La Universi Dominici gregis había establecido la elección del Papa por mayoría cualificada de dos tercios, pero en caso de que el cónclave se prolongara más de 30 escrutinios en 10 días, preveía que los cardenales pudieran elegir al nuevo Papa por mayoría absoluta simple de los votos (nn. 74-75). No se trataba de un cambio irrelevante, ya que la mayoría absoluta hace más verosímil la hipótesis de un Papa impugnado, bastando la invalidez de una papeleta para invalidar la elección de un Papa elegido por mayoría. Quizás por ello, con la Carta Apostólica del 11 de junio de 2007, De aliquibus mutationibus in normis de electione Romani Pontificis, Benedicto XVI restableció la norma tradicional según la cual para la elección del Sumo Pontífice se requiere siempre la mayoría de dos tercios de los votos de los cardenales electores presentesLa necesidad de los dos tercios refuerza la posición de una minoría de bloqueo y hace que el cónclave pueda prolongarse en el tiempo. Esto ha ocurrido muchas veces en la era moderna. Basta recordar que el cónclave que eligió a Barnaba Chiaramonti, con el nombre de Pío VII (1800-1823), duró más de tres meses, desde el 30 de noviembre de 1799 hasta el 14 de marzo de 1800, mientras que el cónclave que eligió a Gregorio XVI (1831-1846) duró unos 50 días, del 14 de diciembre de 1830 al 2 de febrero de 1831. El papa elegido fue Bartolomeo Alberto Cappellari, un monje camaldulense, prefecto de la Congregación de Propaganda Fide, que ni siquiera era obispo en el momento de la elección. Tras ser elegido papa, fue primero ordenado obispo y luego coronado.

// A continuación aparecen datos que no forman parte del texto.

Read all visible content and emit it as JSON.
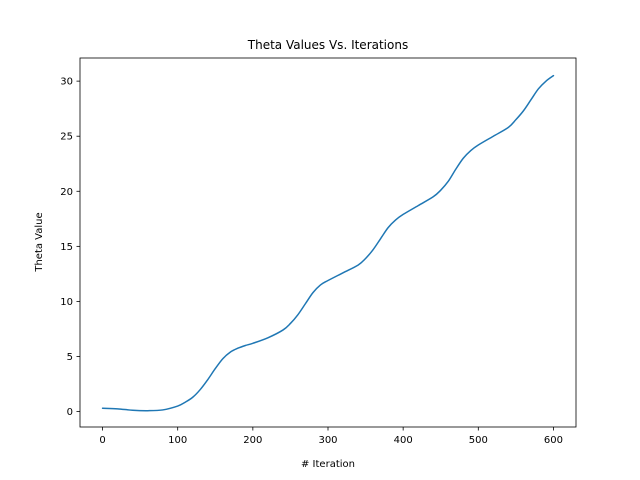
{
  "chart_data": {
    "type": "line",
    "title": "Theta Values Vs. Iterations",
    "xlabel": "# Iteration",
    "ylabel": "Theta Value",
    "xlim": [
      -30,
      630
    ],
    "ylim": [
      -1.4,
      32.1
    ],
    "xticks": [
      0,
      100,
      200,
      300,
      400,
      500,
      600
    ],
    "yticks": [
      0,
      5,
      10,
      15,
      20,
      25,
      30
    ],
    "grid": false,
    "series": [
      {
        "color": "#1f77b4",
        "x": [
          0,
          20,
          40,
          60,
          80,
          100,
          110,
          120,
          130,
          140,
          150,
          160,
          170,
          180,
          190,
          200,
          220,
          240,
          250,
          260,
          270,
          280,
          290,
          300,
          320,
          340,
          350,
          360,
          370,
          380,
          390,
          400,
          420,
          440,
          450,
          460,
          470,
          480,
          490,
          500,
          520,
          540,
          550,
          560,
          570,
          580,
          590,
          600
        ],
        "y": [
          0.3,
          0.25,
          0.12,
          0.08,
          0.15,
          0.5,
          0.85,
          1.3,
          2.0,
          2.9,
          3.9,
          4.8,
          5.4,
          5.75,
          6.0,
          6.2,
          6.7,
          7.4,
          8.0,
          8.8,
          9.8,
          10.8,
          11.5,
          11.9,
          12.6,
          13.3,
          13.9,
          14.7,
          15.7,
          16.7,
          17.4,
          17.9,
          18.7,
          19.5,
          20.1,
          20.9,
          22.0,
          23.0,
          23.7,
          24.2,
          25.0,
          25.8,
          26.5,
          27.3,
          28.3,
          29.3,
          30.0,
          30.5
        ]
      }
    ]
  }
}
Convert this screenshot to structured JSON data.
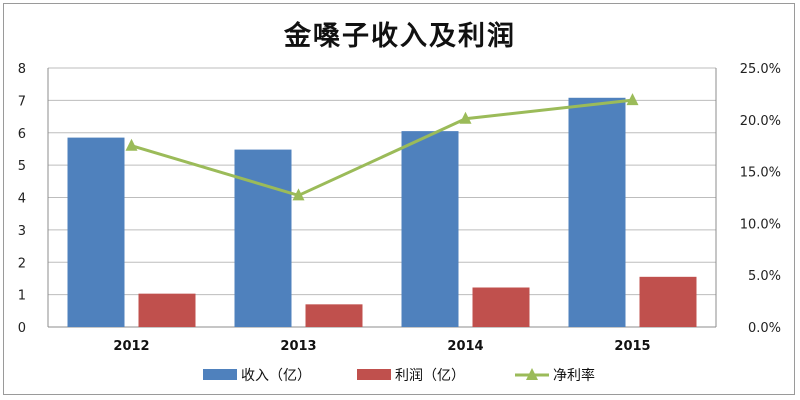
{
  "chart_data": {
    "type": "bar",
    "title": "金嗓子收入及利润",
    "categories": [
      "2012",
      "2013",
      "2014",
      "2015"
    ],
    "series": [
      {
        "name": "收入（亿）",
        "type": "bar",
        "axis": "left",
        "color": "#4F81BD",
        "values": [
          5.85,
          5.48,
          6.05,
          7.08
        ]
      },
      {
        "name": "利润（亿）",
        "type": "bar",
        "axis": "left",
        "color": "#C0504D",
        "values": [
          1.03,
          0.7,
          1.22,
          1.55
        ]
      },
      {
        "name": "净利率",
        "type": "line",
        "axis": "right",
        "color": "#9BBB59",
        "marker": "triangle",
        "values": [
          17.5,
          12.7,
          20.1,
          21.9
        ]
      }
    ],
    "y_left": {
      "ylim": [
        0,
        8
      ],
      "ticks": [
        "0",
        "1",
        "2",
        "3",
        "4",
        "5",
        "6",
        "7",
        "8"
      ]
    },
    "y_right": {
      "ylim": [
        0,
        25
      ],
      "ticks": [
        "0.0%",
        "5.0%",
        "10.0%",
        "15.0%",
        "20.0%",
        "25.0%"
      ]
    },
    "grid": true,
    "legend_position": "bottom"
  }
}
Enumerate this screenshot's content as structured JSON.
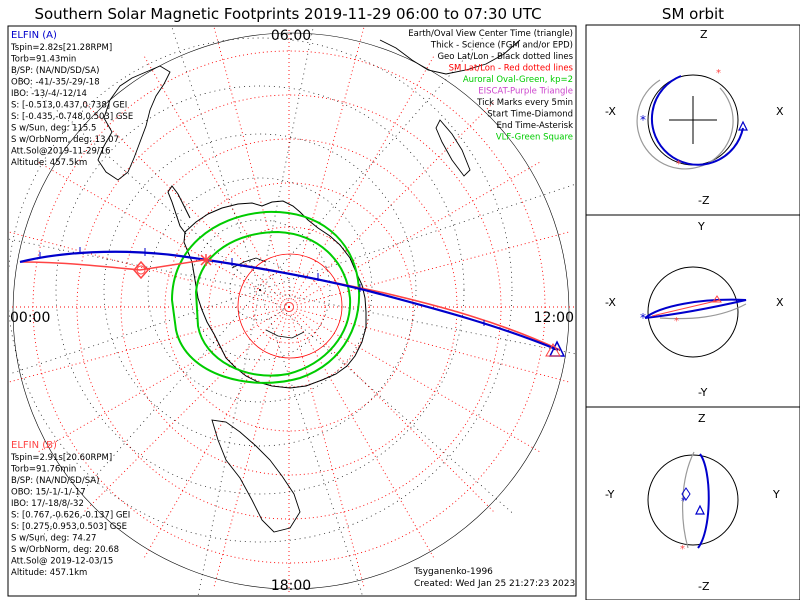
{
  "header": {
    "title": "Southern Solar Magnetic Footprints 2019-11-29 06:00 to 07:30 UTC",
    "orbit_title": "SM orbit"
  },
  "map": {
    "time_labels": {
      "top": "06:00",
      "left": "00:00",
      "right": "12:00",
      "bottom": "18:00"
    }
  },
  "legend": [
    {
      "text": "Earth/Oval View Center Time (triangle)",
      "color": "#000000"
    },
    {
      "text": "Thick - Science (FGM and/or EPD)",
      "color": "#000000"
    },
    {
      "text": "Geo Lat/Lon - Black dotted lines",
      "color": "#000000"
    },
    {
      "text": "SM Lat/Lon - Red dotted lines",
      "color": "#ff0000"
    },
    {
      "text": "Auroral Oval-Green, kp=2",
      "color": "#00cc00"
    },
    {
      "text": "EISCAT-Purple Triangle",
      "color": "#cc44cc"
    },
    {
      "text": "Tick Marks every 5min",
      "color": "#000000"
    },
    {
      "text": "Start Time-Diamond",
      "color": "#000000"
    },
    {
      "text": "End Time-Asterisk",
      "color": "#000000"
    },
    {
      "text": "VLF-Green Square",
      "color": "#00cc00"
    }
  ],
  "elfin_a": {
    "title": "ELFIN (A)",
    "color": "#0000cc",
    "lines": [
      "Tspin=2.82s[21.28RPM]",
      "Torb=91.43min",
      "B/SP: (NA/ND/SD/SA)",
      "OBO: -41/-35/-29/-18",
      "IBO: -13/-4/-12/14",
      "S: [-0.513,0.437,0.738] GEI",
      "S: [-0.435,-0.748,0.503] GSE",
      "S w/Sun, deg: 115.5",
      "S w/OrbNorm, deg: 13.07",
      "Att.Sol@2019-11-29/16",
      "Altitude: 457.5km"
    ]
  },
  "elfin_b": {
    "title": "ELFIN (B)",
    "color": "#ff4444",
    "lines": [
      "Tspin=2.91s[20.60RPM]",
      "Torb=91.76min",
      "B/SP: (NA/ND/SD/SA)",
      "OBO: 15/-1/-1/-17",
      "IBO: 17/-18/8/-32",
      "S: [0.767,-0.626,-0.137] GEI",
      "S: [0.275,0.953,0.503] GSE",
      "S w/Sun, deg: 74.27",
      "S w/OrbNorm, deg: 20.68",
      "Att.Sol@ 2019-12-03/15",
      "Altitude: 457.1km"
    ]
  },
  "footer": {
    "credit": "Tsyganenko-1996",
    "created": "Created: Wed Jan 25 21:27:23 2023"
  },
  "orbit_panels": [
    {
      "top": "Z",
      "bottom": "-Z",
      "left": "-X",
      "right": "X"
    },
    {
      "top": "Y",
      "bottom": "-Y",
      "left": "-X",
      "right": "X"
    },
    {
      "top": "Z",
      "bottom": "-Z",
      "left": "-Y",
      "right": "Y"
    }
  ],
  "colors": {
    "elfin_a": "#0000cc",
    "elfin_b": "#ff4444",
    "auroral_oval": "#00cc00",
    "sm_grid": "#ff0000",
    "geo_grid": "#000000"
  }
}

Los funerales del papa Francisco fueron un momento de aparente unidad. El próximo cónclave, reflejando la verdadera situación de la Iglesia, será en cambio un lugar de división, que obligará a los cardenales a asumir su responsabilidad por el bien de la Iglesia. La púrpura, que simboliza la sangre de los mártires, recuerda a los cardenales que deben estar dispuestos a luchar y derramar su sangre en defensa de la fe, y el cónclave es siempre un teatro de lucha en el que participa la parte más noble del Cuerpo Místico de Cristo. En la plaza de San Pedro, el 26 de abril, la Iglesia recibió los honores inconscientes de un mundo que la combate. En la Capilla Sixtina, los cardenales, o al menos una minoría de ellos, tendrán que luchar por el honor de la Iglesia, hoy humillada por sus adversarios, sobre todo internos. Por esta razón, un cónclave largo y controvertido abre horizontes de esperanza mayores que los que podría reservar un cónclave breve, en el que, desde el principio, se eligiera un candidato de compromiso.

El mejor Papa no será el Papa «políticamente correcto» sugerido por los medios de comunicación, ni el Papa político que, presentándose como «pacificador», obtendrá el pontificado a través de garantías y promesas que no cumplirá.

La Iglesia y el pueblo fiel necesitan un Papa íntegro en la doctrina y en las costumbres, que no presente como concesiones lo que en la fe, en la moral, en la liturgia y en la vida espiritual es un derecho irrevocable; necesitan un auténtico Vicario de Cristo, que devuelva a la Cátedra de Pedro su papel de luz de la verdad y de la justicia. De lo contrario, si esta luz falta en el mundo, a la Iglesia no le quedarán más que los méritos del sufrimiento y los recursos de la oración.